JLL’s analysis suggests that while leisure travel, the key driver of post-pandemic demand, will continue to moderate, corporate and group travel will help maintain stable demand.

“Limited supply growth, driven by high development costs, will help operators maintain elevated rates and safeguard against rising operational costs,” says JLL.

This trend is anticipated to drive increased asset transactions, particularly in the luxury sector, as brands seek to expand their portfolios. The future of global hotel supply shows a slowing growth trajectory, with an expected annual increase of only 2.4% over the next five years.

This marks a decline of 180 basis points compared to the long-term average, primarily due to a significant drop in the number of rooms under construction since 2019.

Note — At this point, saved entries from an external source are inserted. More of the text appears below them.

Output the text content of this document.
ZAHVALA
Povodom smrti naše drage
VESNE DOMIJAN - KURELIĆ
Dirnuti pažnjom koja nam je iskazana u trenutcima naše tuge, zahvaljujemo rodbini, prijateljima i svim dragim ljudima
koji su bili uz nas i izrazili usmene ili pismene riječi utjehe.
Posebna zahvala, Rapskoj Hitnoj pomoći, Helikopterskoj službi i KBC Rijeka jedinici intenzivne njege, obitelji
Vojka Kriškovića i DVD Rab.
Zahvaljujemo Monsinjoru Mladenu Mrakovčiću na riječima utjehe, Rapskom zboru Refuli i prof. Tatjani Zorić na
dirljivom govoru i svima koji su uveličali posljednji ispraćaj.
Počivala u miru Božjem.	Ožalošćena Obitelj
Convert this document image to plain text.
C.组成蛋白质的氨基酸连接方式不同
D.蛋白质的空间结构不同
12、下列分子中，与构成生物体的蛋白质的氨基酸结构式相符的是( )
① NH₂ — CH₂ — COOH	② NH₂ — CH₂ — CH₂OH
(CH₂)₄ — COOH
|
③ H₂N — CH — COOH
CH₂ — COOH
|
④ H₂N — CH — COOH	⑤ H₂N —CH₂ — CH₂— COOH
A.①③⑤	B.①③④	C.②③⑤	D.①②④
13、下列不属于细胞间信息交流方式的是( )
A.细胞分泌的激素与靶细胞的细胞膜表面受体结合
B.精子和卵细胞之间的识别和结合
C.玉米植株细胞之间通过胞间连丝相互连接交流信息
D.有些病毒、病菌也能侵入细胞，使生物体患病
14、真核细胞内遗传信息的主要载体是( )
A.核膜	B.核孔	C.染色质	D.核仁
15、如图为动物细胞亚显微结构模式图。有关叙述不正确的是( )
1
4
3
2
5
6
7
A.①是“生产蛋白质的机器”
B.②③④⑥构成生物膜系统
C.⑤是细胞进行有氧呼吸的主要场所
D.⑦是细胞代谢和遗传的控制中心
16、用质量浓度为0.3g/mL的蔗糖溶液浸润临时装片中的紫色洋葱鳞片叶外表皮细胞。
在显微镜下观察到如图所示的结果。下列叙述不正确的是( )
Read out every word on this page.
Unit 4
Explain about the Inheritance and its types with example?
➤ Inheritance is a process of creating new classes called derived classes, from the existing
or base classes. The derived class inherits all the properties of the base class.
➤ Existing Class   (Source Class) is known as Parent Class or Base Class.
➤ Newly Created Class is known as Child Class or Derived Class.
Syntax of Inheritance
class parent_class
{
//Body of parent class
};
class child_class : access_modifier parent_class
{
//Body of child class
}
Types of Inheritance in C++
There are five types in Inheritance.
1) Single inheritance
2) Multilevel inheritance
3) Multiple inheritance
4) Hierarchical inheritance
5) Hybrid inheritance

As construction costs remain high and supply chain disruptions persist, new developments are limited to projects with strong investor backing. Urban core markets and locations with high barriers to entry are likely to benefit the most from this reduced supply growth.

Long-term outlook: Middle East and India show promise

Despite the slowing supply growth globally, certain regions are expected to see more rapid expansion. The Middle East and India are anticipated to experience substantial growth, attracting increased global investor interest in the coming years.

As JLL points out, “These regions offer high potential for hotel performance, given their growing economies and increasing demand for tourism infrastructure.”

Ultimately, while hotel performance in 2024 has exceeded expectations in many regions, challenges persist, particularly in the face of declining leisure travel.

The outlook for 2025 suggests a return to more moderate growth, though slowing supply growth and increasing investor interest in luxury assets will support long-term market stability.